Wednesday, Dec. 5, 2001 | 10:59 a.m.

WASHINGTON -- Senators had few questions today at a nomination hearing for the next likely director of the Yucca Mountain project.

Margaret S. Y. Chu fielded only one tough query from the Senate Energy and Natural Resources Committee chairman Sen. Jeff Bingaman, D-N.M. He asked for Chu's assessment of a draft congressional audit that contained a critical assessment of the Yucca project. Nevada lawmakers leaked excerpts to the media last week.

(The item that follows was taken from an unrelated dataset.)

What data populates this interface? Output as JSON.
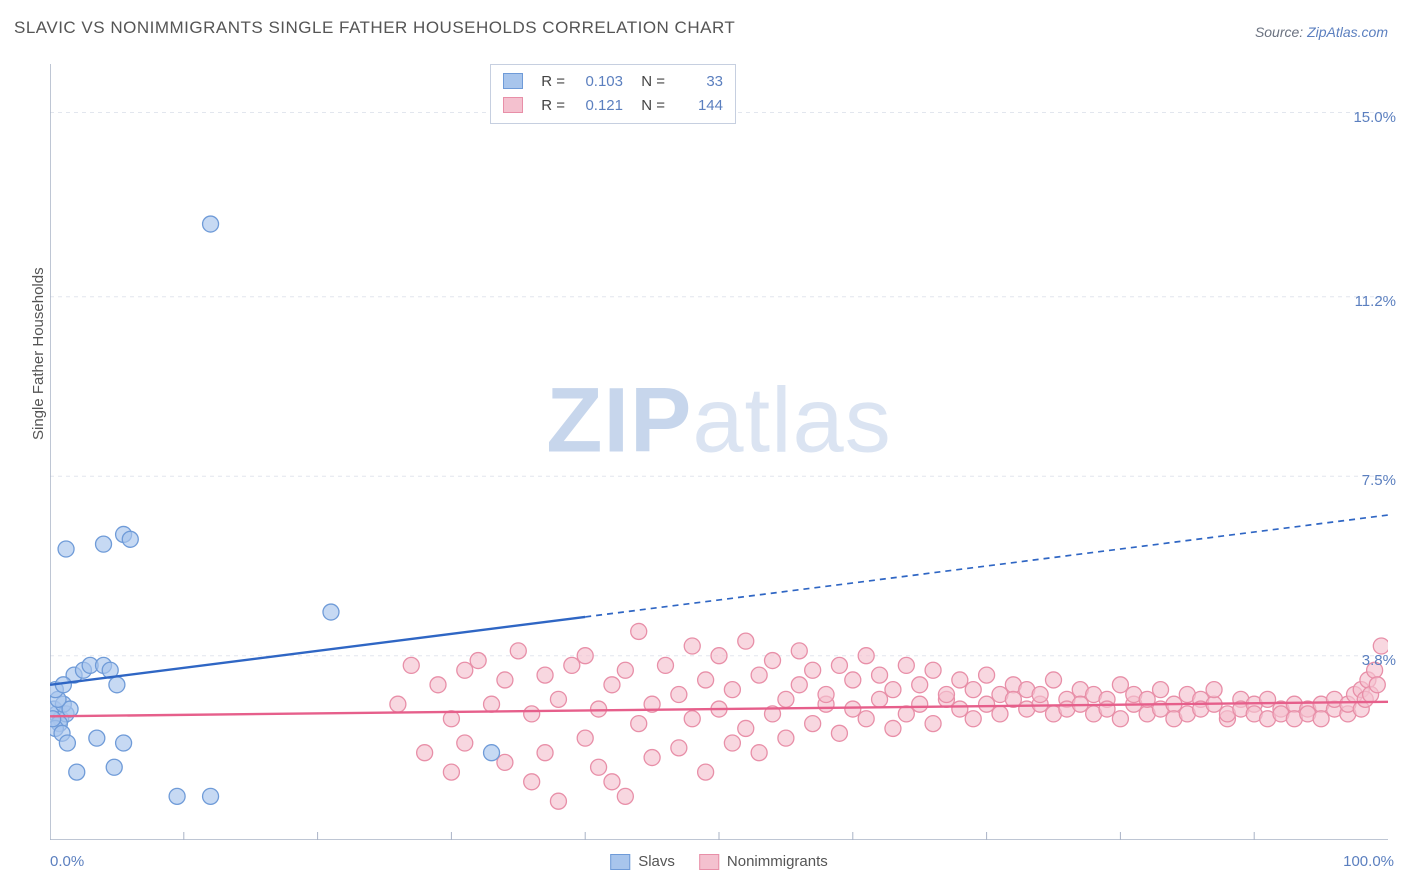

Chu said she had not been briefed on the General Accounting Office report, which has not been officially released. Chu said she would respond to the report quickly if the full Senate nominates her to be the next director of the Department of Energy's Office of Civilian and Radioactive Waste Management. The office manages the Yucca project.

"All my knowledge (about the report) comes from the Washington Post," Chu said. "With my 20 years of experience, I am confident I can grasp the essence of the issues and give the (Energy) Secretary my candid advice and then advocate my opinion."

Chu faces a difficult job if confirmed. Scientists have been studying Yucca Mountain since 1982, spent roughly $8 billion and they are still years from obtaining final approvals and constructing the repository.

Budget and technical setbacks have beset the Yucca project, Bingaman stressed. By law the DOE was supposed to begin hauling nuclear waste away from the nation's 103 nuclear power plants for central, permanent storage at the Nevada site by 1998. Nuclear power companies have sued the DOE over the matter.

The GAO draft report, which said the DOE should delay the project because scientific studies are still pending, was the most damning evidence yet that the project has been mismanaged, Nevada lawmakers said. They are plotting new strategies to kill the project.

Chu met with Sens. Harry Reid, D-Nev., and John Ensign, R-Nev., on Tuesday in separate private meetings -- courtesy sessions with the Senate's leading Yucca opponents.

Neither Ensign nor Reid, the No. 2 Senate Democrat, would say if they plan to support her nomination.

Ensign and Reid are still assessing whether Chu has pre-determined biases in favor of the Yucca plan, Ensign said. The senators have requested Chu to submit in writing a more precise answer to whether she supports a fair and objective Yucca review.

Chu, who has a doctorate in physical chemistry, has been director of the Nuclear Waste Management Program Center at Sandia National Laboratories in Albuquerque since 1998. She has worked for Sandia since 1980.

Early in her career Chu helped the Environmental Protection Agency and Nuclear Regulatory Commission develop regulations for underground waste sites, she said.

"We would debate late into the night the issues associated with regulating something for tens of thousands of years, speculating on future generations' behavior," she said. "We understood back then that designing a balance between the needs of this generation and the legacy we leave to those that follow would be the critical question facing future managers of the repository programs."

Chu would replace long-time DOE manager Lake Barrett, who has been acting Yucca chief since January.

Energy Committee member Sen. Larry Craig, R-Idaho, said his goal was to confirm Chu this month before Congress adjourns for the year.